Autumn Statement 2014

Pensions and savings

Pension reforms

The Chancellor re-announced many of the measures currently before Parliament in the Taxation of Pensions Bill. However, he also announced one further change from 6 April 2015 for pension annuities. The beneficiaries of individuals who die under the age of 75 with a joint life or guaranteed term annuity will be able to receive any future payments from such policies tax free. The tax rules will also be changed to allow joint life annuities to be passed on to any beneficiary.

State pensions

The basic state pension will be increased by 2.5%. The standard minimum income guarantee in pension credit will rise by the £2.85 a week cash increase in the basic state pension. As a consequence of this increase the full single tier state pension will rise to at least £151.25 per week.

Changes to notional income rules

To assess means-tested benefits for those over the pension credit qualifying age, there will be a change to the notional income rules applied to pension pots which have not been accessed, or have been accessed flexibly, from 150% to 100% of the income from an equivalent annuity would offer, or the actual income taken, if higher.

Pension tax relief - the age 75 rule

Following informal consultation since the Budget, the government has decided not to alter the age limit at which tax relief can be claimed on pension contributions. This will remain at age 75.

Venture capital changes

The government will seek EU approval to increase the investment limit for social investment tax relief (SITR) up to a maximum of £15 million per organisation and to extend the relief to small-scale community farms and horticultural activities.
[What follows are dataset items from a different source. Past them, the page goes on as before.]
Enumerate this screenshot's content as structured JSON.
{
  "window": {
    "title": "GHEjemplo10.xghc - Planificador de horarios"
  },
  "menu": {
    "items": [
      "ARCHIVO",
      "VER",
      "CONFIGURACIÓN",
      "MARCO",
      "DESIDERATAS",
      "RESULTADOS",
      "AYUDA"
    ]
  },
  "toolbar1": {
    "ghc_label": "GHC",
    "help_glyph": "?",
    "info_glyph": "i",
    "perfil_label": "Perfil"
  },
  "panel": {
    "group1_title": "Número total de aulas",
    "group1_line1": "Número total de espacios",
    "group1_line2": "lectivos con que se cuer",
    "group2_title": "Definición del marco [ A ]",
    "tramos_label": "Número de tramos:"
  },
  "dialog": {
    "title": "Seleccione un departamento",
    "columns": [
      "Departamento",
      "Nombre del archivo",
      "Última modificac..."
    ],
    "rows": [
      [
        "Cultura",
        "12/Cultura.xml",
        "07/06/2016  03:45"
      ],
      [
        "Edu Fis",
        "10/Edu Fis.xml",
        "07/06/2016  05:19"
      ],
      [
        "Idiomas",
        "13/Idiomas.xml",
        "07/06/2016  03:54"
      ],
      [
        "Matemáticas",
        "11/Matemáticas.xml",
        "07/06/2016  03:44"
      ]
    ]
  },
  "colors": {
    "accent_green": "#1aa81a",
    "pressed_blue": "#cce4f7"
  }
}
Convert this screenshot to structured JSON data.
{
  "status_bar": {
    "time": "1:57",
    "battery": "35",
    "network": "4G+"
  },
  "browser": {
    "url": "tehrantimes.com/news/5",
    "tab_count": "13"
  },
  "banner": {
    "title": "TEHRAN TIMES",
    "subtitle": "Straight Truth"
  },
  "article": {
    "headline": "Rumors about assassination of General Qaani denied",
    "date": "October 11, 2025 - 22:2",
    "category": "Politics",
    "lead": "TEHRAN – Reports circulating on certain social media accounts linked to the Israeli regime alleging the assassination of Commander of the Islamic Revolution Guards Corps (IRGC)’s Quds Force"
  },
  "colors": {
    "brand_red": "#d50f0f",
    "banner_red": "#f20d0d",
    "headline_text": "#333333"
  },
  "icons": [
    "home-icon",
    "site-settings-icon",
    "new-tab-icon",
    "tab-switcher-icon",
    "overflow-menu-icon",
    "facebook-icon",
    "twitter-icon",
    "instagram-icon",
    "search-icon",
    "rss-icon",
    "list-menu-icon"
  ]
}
The changes will come into effect on or after 6 April 2015, subject to state aid clearance. Special purpose vehicles for subcontracted and spot-purchase social impact bonds will be made eligible for SITR through secondary legislation in autumn 2015. The government will consult in early 2015 on introducing a Social Venture Capital Trust (VCT).

All community energy generation undertaken by qualifying organisations will be eligible for SITR with effect from the date of the expansion of SITR, at which point it will cease to be eligible for the Enterprise Investment Scheme (EIS), Seed Enterprise Investment Scheme (SEIS) and VCTs.

All other companies benefiting substantially from subsidies for the generation of renewable energy will be excluded from also benefiting from EIS, SEIS and VCTs with effect from 6 April 2015.

Individual savings accounts (ISAs)

From April 2015, the ISA allowance will rise to £15,240.

If an ISA saver in a marriage or civil partnership dies on or after 3 December 2014, their spouse or civil partner will effectively inherit their ISA tax advantages. From 6 April 2015, surviving spouses will be given an additional ISA allowance equal to the deceased’s ISA savings on top of their usual allowance.

Peer to peer lending

A new relief will be introduced allowing individuals who lend through peer to peer (P2P) platforms to offset any losses from loans which go bad against other P2P income. It will be effective from April 2016 and individuals will be able to make a claim for relief on losses incurred from April 2015. The introduction of a withholding regime for income tax to apply across all P2P lending platforms from April 2017 will be the subject of a future consultation.